On my team we like to put ticket numbers in commit messages, so that Jira finds them and puts links to the commits in the ticket. The problem is that I have a really hard time remembering my ticket numbers. What I've been doing is creating a branch for each ticket, but while that helps me remember the numbers, it still doesn't help me remember which ticket is which. I had tried posting comments to myself in Slack to keep track of them, but then it occurred to me that I didn't need to be using just the ticket number as the branch name, so now I'm trying something new.
Instead of creating branches with just the ticket number, I'm using ticket/short-description
. The length of the branch name doesn't affect much, thanks to tab completion, and having that information available at a glance right in the repo is huge, especially since I have the branch name as part of my prompt.

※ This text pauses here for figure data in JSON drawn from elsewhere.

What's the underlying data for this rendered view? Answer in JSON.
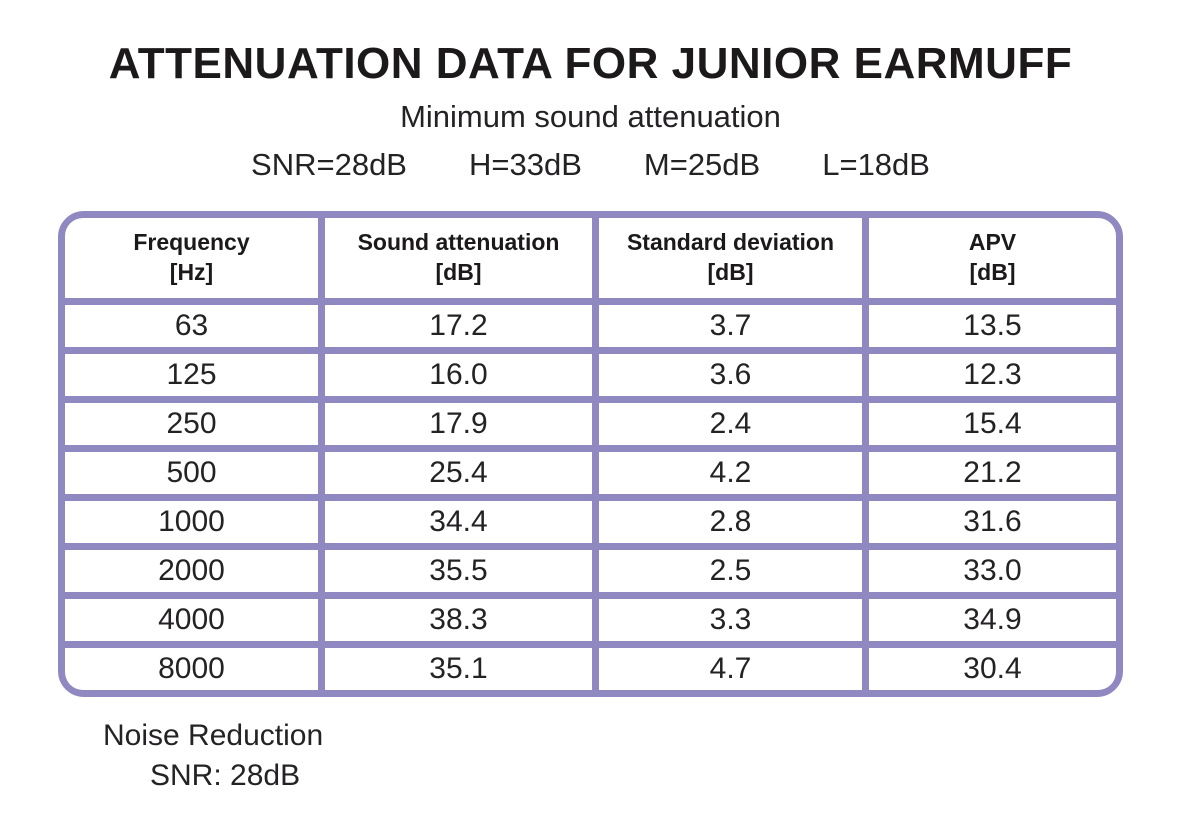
{
  "page": {
    "title": "ATTENUATION DATA FOR JUNIOR EARMUFF",
    "subtitle": "Minimum sound attenuation",
    "summary": {
      "snr": "SNR=28dB",
      "h": "H=33dB",
      "m": "M=25dB",
      "l": "L=18dB"
    }
  },
  "colors": {
    "accent_purple": "#9089c1",
    "text_black": "#1e1c1d",
    "background": "#ffffff"
  },
  "table": {
    "columns": [
      {
        "label": "Frequency",
        "unit": "[Hz]"
      },
      {
        "label": "Sound attenuation",
        "unit": "[dB]"
      },
      {
        "label": "Standard deviation",
        "unit": "[dB]"
      },
      {
        "label": "APV",
        "unit": "[dB]"
      }
    ],
    "rows": [
      [
        "63",
        "17.2",
        "3.7",
        "13.5"
      ],
      [
        "125",
        "16.0",
        "3.6",
        "12.3"
      ],
      [
        "250",
        "17.9",
        "2.4",
        "15.4"
      ],
      [
        "500",
        "25.4",
        "4.2",
        "21.2"
      ],
      [
        "1000",
        "34.4",
        "2.8",
        "31.6"
      ],
      [
        "2000",
        "35.5",
        "2.5",
        "33.0"
      ],
      [
        "4000",
        "38.3",
        "3.3",
        "34.9"
      ],
      [
        "8000",
        "35.1",
        "4.7",
        "30.4"
      ]
    ]
  },
  "footer": {
    "line1": "Noise Reduction",
    "line2": "SNR: 28dB"
  }
}
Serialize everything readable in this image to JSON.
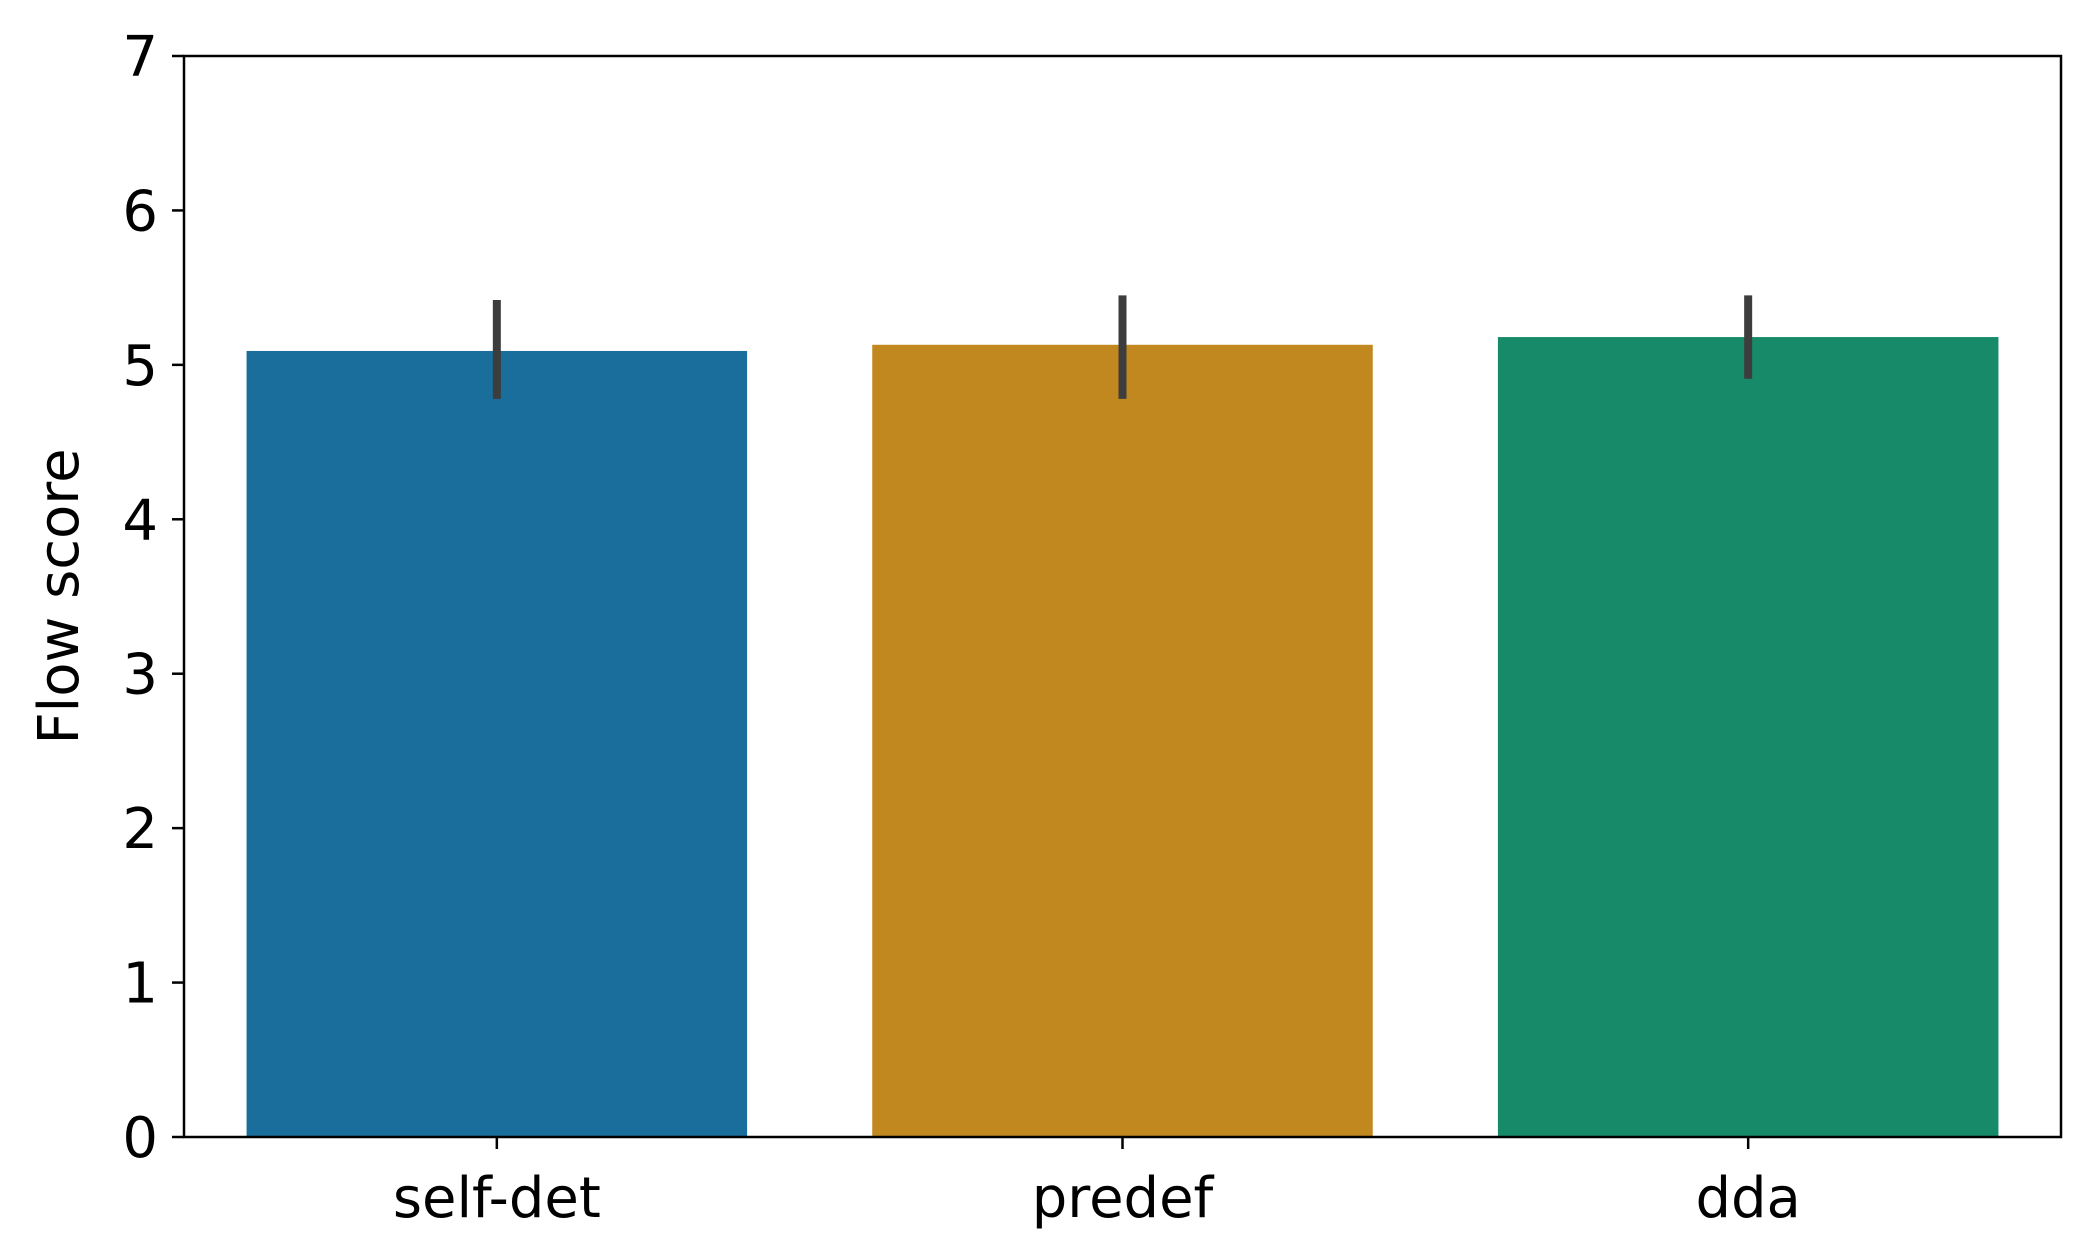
{
  "chart_data": {
    "type": "bar",
    "title": "",
    "xlabel": "",
    "ylabel": "Flow score",
    "categories": [
      "self-det",
      "predef",
      "dda"
    ],
    "values": [
      5.09,
      5.13,
      5.18
    ],
    "error_bars": [
      {
        "low": 4.78,
        "high": 5.42
      },
      {
        "low": 4.78,
        "high": 5.45
      },
      {
        "low": 4.91,
        "high": 5.45
      }
    ],
    "colors": [
      "#1a6e9c",
      "#c28820",
      "#178b69"
    ],
    "error_bar_color": "#3d3d3d",
    "ylim": [
      0,
      7
    ],
    "yticks": [
      0,
      1,
      2,
      3,
      4,
      5,
      6,
      7
    ],
    "grid": false,
    "legend": "none"
  }
}
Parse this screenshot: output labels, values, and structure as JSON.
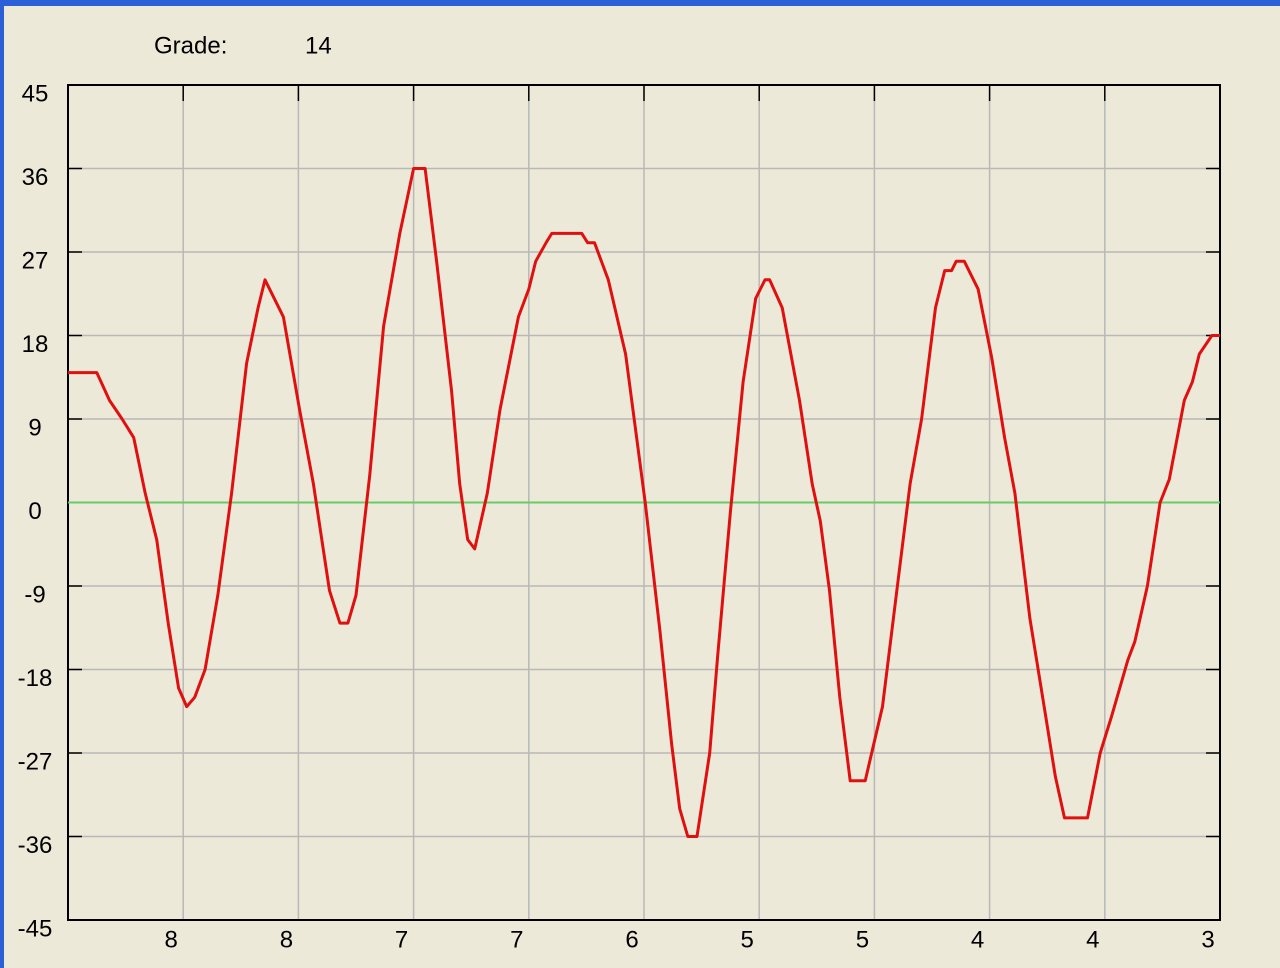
{
  "header": {
    "label": "Grade:",
    "value": 14
  },
  "chart_data": {
    "type": "line",
    "x": [
      0,
      0.25,
      0.36,
      0.47,
      0.57,
      0.67,
      0.77,
      0.87,
      0.96,
      1.03,
      1.1,
      1.19,
      1.3,
      1.42,
      1.55,
      1.65,
      1.71,
      1.87,
      2.01,
      2.13,
      2.27,
      2.36,
      2.43,
      2.5,
      2.62,
      2.74,
      2.88,
      3.0,
      3.1,
      3.2,
      3.33,
      3.4,
      3.47,
      3.53,
      3.64,
      3.75,
      3.91,
      4.0,
      4.06,
      4.15,
      4.2,
      4.46,
      4.51,
      4.57,
      4.69,
      4.84,
      5.01,
      5.14,
      5.24,
      5.31,
      5.38,
      5.46,
      5.57,
      5.64,
      5.75,
      5.86,
      5.97,
      6.05,
      6.09,
      6.2,
      6.35,
      6.46,
      6.53,
      6.61,
      6.7,
      6.79,
      6.92,
      7.07,
      7.2,
      7.31,
      7.41,
      7.53,
      7.61,
      7.67,
      7.71,
      7.78,
      7.9,
      8.02,
      8.13,
      8.22,
      8.35,
      8.48,
      8.57,
      8.65,
      8.85,
      8.96,
      9.06,
      9.2,
      9.26,
      9.37,
      9.48,
      9.56,
      9.69,
      9.76,
      9.82,
      9.93,
      10.0
    ],
    "series": [
      {
        "color": "#e01010",
        "values": [
          14,
          14,
          11,
          9,
          7,
          1,
          -4,
          -13,
          -20,
          -22,
          -21,
          -18,
          -10,
          1,
          15,
          21,
          24,
          20,
          10,
          2,
          -9.5,
          -13,
          -13,
          -10,
          3,
          19,
          29,
          36,
          36,
          26,
          12,
          2,
          -4,
          -5,
          1,
          10,
          20,
          23,
          26,
          28,
          29,
          29,
          28,
          28,
          24,
          16,
          0,
          -14,
          -26,
          -33,
          -36,
          -36,
          -27,
          -16.5,
          -1,
          13,
          22,
          24,
          24,
          21,
          11,
          2,
          -2,
          -9.5,
          -21,
          -30,
          -30,
          -22,
          -9,
          2,
          9,
          21,
          25,
          25,
          26,
          26,
          23,
          15.5,
          7,
          1,
          -12.5,
          -22.5,
          -29.5,
          -34,
          -34,
          -27,
          -23,
          -17,
          -15,
          -9,
          0,
          2.5,
          11,
          13,
          16,
          18,
          18
        ]
      }
    ],
    "xlim": [
      0,
      10
    ],
    "xticks": [
      {
        "value": 1,
        "label": "8"
      },
      {
        "value": 2,
        "label": "8"
      },
      {
        "value": 3,
        "label": "7"
      },
      {
        "value": 4,
        "label": "7"
      },
      {
        "value": 5,
        "label": "6"
      },
      {
        "value": 6,
        "label": "5"
      },
      {
        "value": 7,
        "label": "5"
      },
      {
        "value": 8,
        "label": "4"
      },
      {
        "value": 9,
        "label": "4"
      },
      {
        "value": 10,
        "label": "3"
      }
    ],
    "ylim": [
      -45,
      45
    ],
    "yticks": [
      -45,
      -36,
      -27,
      -18,
      -9,
      0,
      9,
      18,
      27,
      36,
      45
    ],
    "grid": true,
    "hline": 0,
    "hline_color": "#66cc66"
  }
}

[me@my-machine:dir PROJ-1234/fix-ci ]$ git branch
PROJ-1234/fix-ci
PROJ-1233/remove-stupid-widgets
PROJ-1232/fix-broken-widgets
PROJ-1231/add-awesome-widgets
Could I get any lazier? You bet I can! Drop this into your repo in .git/hooks/commit-msg
(make sure it's executable):
#!/bin/bash
# Change this to match the format that your tickets are in
TICKET_RE="PROJ-[0-9]+"
FILE="$1"
BRANCH="$(git symbolic-ref --short HEAD)"
BRANCH="${BRANCH%%/*}"
# If the branch name looks like a ticket number, then we make sure the
# message starts with the ticket number
if [[ $BRANCH =~ ^${TICKET_RE}$ ]]; then
MSG="$(head -1 "$FILE")"
if ! [[ $MSG =~ ${BRANCH}* ]]; then
sed -i.bak -e "1s/^/$BRANCH - /" "$FILE"
fi
fi
Now whenver I commit from a branch that has a ticket-number name but forget to start my commit message with the ticket number, git will add it for me.